Frontenbildung

  • Hallo,


    ich unterrichte jetzt im 2. Jahr als Klassenlehrerin in einer 10. Klasse und bin gerade dabei, das Handtuch zu werfen. Vorweg: im Unterricht läuft alles glatt, es gibt keinerlei ernsthafte Disziplinprobleme, ich kann sogar sagen, dass das Klima während der Stunden eigentlich recht angenehm ist. Dafür gibt es ein anderes Problem, das die Gruppe seit der 9 permanent bewegt. Die Klasse zerfällt nämlich in zwei Parteiungen, die überhaupt nicht "miteinander können". Zwar wird permanent das Bedauern artikuliert, weil "die anderen Klassen einen viel besseren Zusammenhalt haben", es bewegt sich aber in dieser Spaltung im Prinzip rein gar nichts.

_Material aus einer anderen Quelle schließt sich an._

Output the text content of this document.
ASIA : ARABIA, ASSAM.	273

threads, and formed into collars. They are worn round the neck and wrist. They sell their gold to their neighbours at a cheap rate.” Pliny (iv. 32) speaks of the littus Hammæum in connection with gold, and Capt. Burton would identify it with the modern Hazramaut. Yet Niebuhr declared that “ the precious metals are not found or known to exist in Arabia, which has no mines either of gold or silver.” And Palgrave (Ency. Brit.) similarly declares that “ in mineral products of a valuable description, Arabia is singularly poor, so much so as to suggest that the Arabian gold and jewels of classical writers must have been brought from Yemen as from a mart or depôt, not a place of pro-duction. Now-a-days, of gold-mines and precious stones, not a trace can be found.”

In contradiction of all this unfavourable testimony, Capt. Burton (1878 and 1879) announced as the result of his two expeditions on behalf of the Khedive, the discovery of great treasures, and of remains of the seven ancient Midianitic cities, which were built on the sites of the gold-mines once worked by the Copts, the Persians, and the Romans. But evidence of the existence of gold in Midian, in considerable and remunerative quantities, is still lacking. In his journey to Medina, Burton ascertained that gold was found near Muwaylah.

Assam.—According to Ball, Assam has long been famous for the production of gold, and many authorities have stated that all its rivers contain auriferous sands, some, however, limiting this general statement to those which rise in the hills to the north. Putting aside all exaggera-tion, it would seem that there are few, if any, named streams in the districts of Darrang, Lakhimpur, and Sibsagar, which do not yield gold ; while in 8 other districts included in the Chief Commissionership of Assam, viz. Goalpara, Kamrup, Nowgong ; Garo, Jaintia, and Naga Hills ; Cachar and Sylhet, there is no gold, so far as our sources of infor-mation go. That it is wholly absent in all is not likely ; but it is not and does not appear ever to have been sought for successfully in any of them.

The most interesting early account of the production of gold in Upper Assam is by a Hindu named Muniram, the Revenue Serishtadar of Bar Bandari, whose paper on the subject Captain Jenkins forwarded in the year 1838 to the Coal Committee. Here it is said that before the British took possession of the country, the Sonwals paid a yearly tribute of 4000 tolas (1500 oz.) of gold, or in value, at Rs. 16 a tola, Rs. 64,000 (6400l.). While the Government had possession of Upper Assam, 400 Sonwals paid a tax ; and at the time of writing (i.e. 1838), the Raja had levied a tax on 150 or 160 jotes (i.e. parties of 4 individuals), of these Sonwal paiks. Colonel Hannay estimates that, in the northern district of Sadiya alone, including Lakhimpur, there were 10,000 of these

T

Wir waren auf einer Klassenfahrt - was sehr nett und wurde einhellig von den Schülern positiv bewertet, allerdings ohne nennenswerten längeren Erfolg, weil "man mit den anderen halt eben doch nichts anzufangen weiß". Thematisierung des Problems auf unterschiedlichste Weise und gemeinsamen Aktivitäten - in der Schule und in der Freizeit - waren ebenfalls ohne nennenswerten Effekt, abgesehen davon, dass ich jetzt nicht mehr weiter weiß. Das Problem ist auch, dass ich selbst mich dauernd als zwischen den Fronten empfinde. Ich bin massiv frustriert und sehe im Grunde nur noch die Möglichkeit, die Sache "abzuhaken". Letzte Woche wollten wir zusammen ins Kino gehen - Film gemeinsam ausgesucht, Zeitpunkt festgelegt, demonstrative Vorfreude gezeigt. Da waren dann von 30 Leuten nur 20 - der Rest fehlte ohne Begründung. Ist das jetzt der Punkt, an dem ich sagen sollte "Ich habe mein Möglichstes getan - versucht doch einfach, den Rest der Zeit einigermaßen hinter euch zu bringen?" Irgendwie auch arm, oder?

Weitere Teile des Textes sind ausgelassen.